Business

European Super League controversy shows the importance of listening to fans – Rashmi Dube

European Super League controversy shows the importance of listening to fans – Rashmi Dube

Personal brand versus corporate brand – which is better, or do both sit together?

Fans hold up a banner protesting against the European Super League ahead of the Carabao Cup Final at Wembley Stadium, London.

We all understand the difference, but as a business starting out, particularly if a start-up involving one or two people, inevitably a person’s personal brand becomes intertwined with the corporate brand.

As businesses develop, there is often a conscious effort to separate the two but not always. Take KFC for instance, which still has its founder Colonel Harland Sanders front and centre. But which is best? They both are. There is no wrong or right answer in this question. There are, however, considerations that should apply.

After all a brand can hold a lot of value provided by stakeholders. So, whether you are starting out, growing your business, or running a multi-international corporation, certain ‘rules’ should always be considered.

There are more than 300 million brands in the world today, from the one-person start-up at home to the likes of Barclays Bank and Shell. Sometimes, of course, the ‘personal brand’ is also the corporate brand – as seen by the Kardashians.

Brands then elevate their position by joining forces. This can be seen clearly in the sporting world with athletes aligning their brands to corporates such as Nike and Adidas. It is not always smooth sailing and things can go wrong.

For instance, take Nike and the athlete Allyson Felix. She was being penalised by Nike who she has an association with (and contract) because she, like other female athletes, had a child. Since the public fall out, Nike reviewed their position and changed their contracts for pregnant athletes.

But what happens when boards don’t take into consideration stakeholders’ views, and their own brand’s position, ethics and mission?

Last week, we saw the fierce criticism that surrounded all who were involved with the European Super League. No one brand was left untouched, including JP Morgan for backing the league.

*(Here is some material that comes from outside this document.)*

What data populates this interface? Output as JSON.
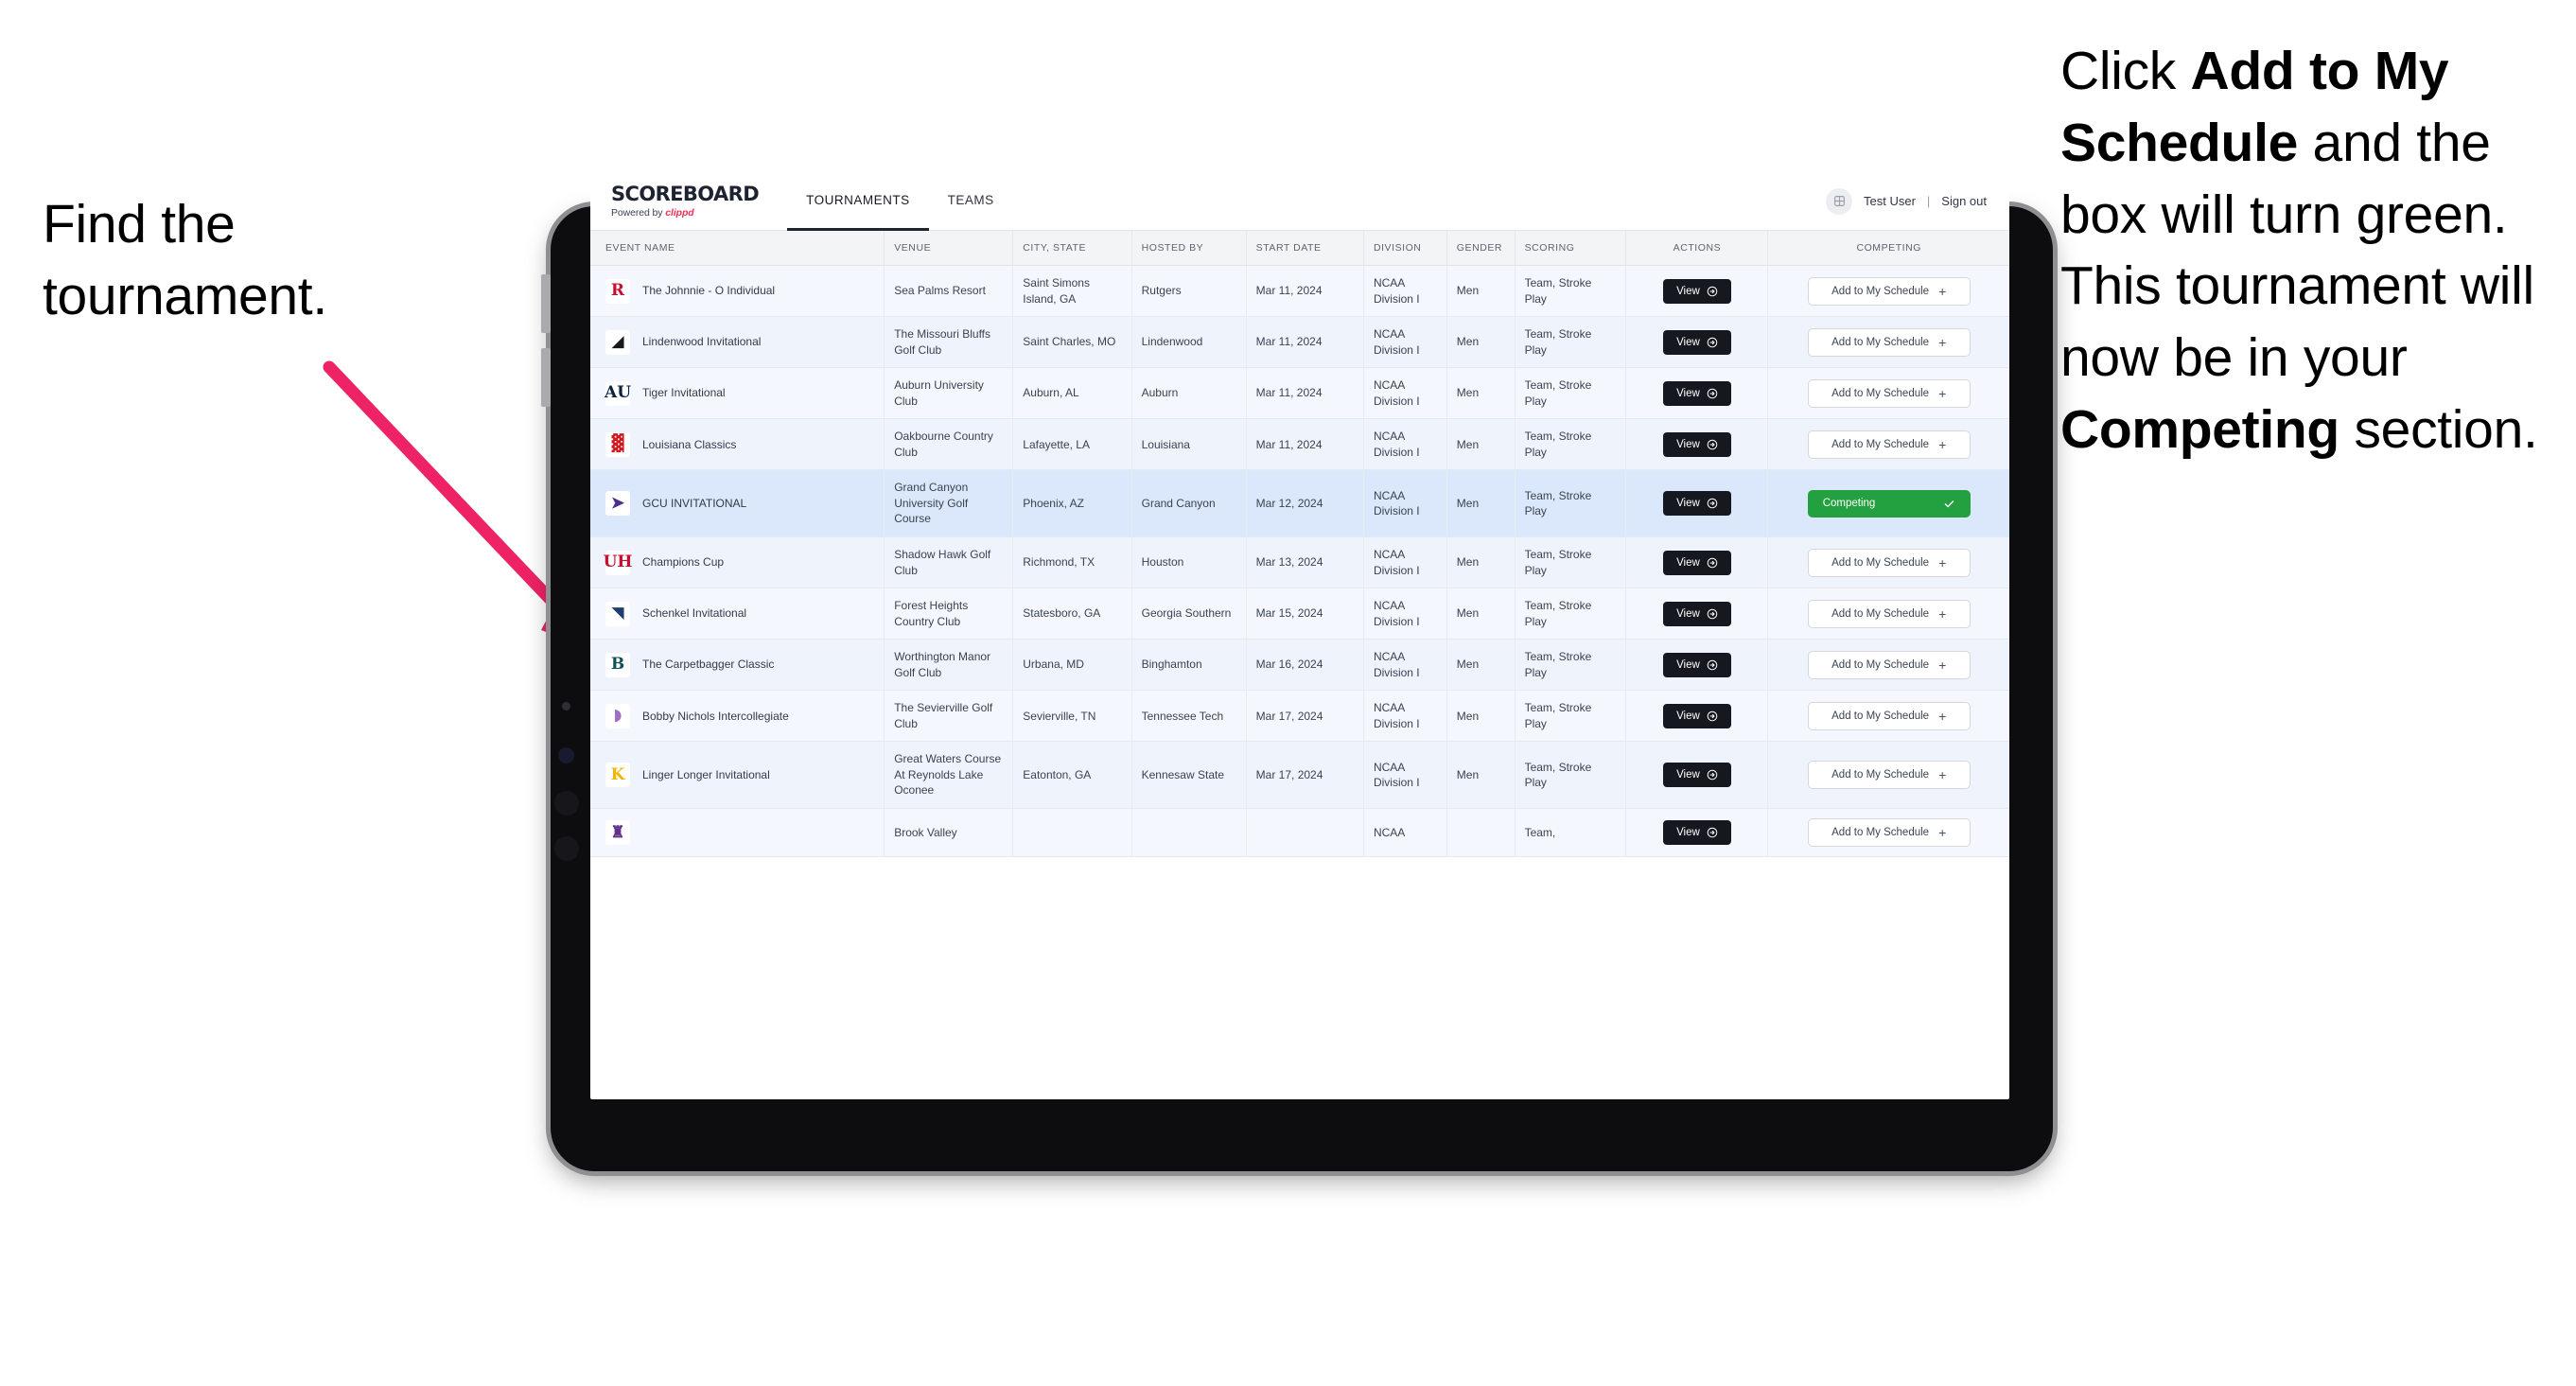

Having realised the reputational damage and making attempts to mitigate the damage, they issued what they believed was an apology saying that they “…misjudged how the deal would be viewed by the wider football community…”

In respect of the clubs, it took 48 hours from the announcement for the six English clubs involved to pull out of the scheme, but only because of the backlash not just from the fans but also the managers, players, Premier League and even the Government.

The disdain that vibrated throughout all aspects of the football world was because of the concept of open and closed systems, meaning the benefits and money were to be hoarded by the few. For most of us, even if we don’t have an affiliation or love of the footballing world, we do have a sense of club names and brand.

This unprecedented move and backlash brought damage to the clubs’ brand but something else happened. The backlash brought into the equation the owner’s personal brand. It is a situation that shows us that the corporate brand will be punished for the executive’s decision, but it will also be the executive that will be tarnished in public.

I am not saying that the landscape of football will not change. There is a lucrative market out there in many forms that is being considered, developed, and experimented with.

Each board member must remember that their reputation lives and dies with their own actions, but it is also intertwined with the corporate’s brand. A personal brand will be judged on the person’s values and integrity, and their ability to communicate their brand through their actions or non-actions.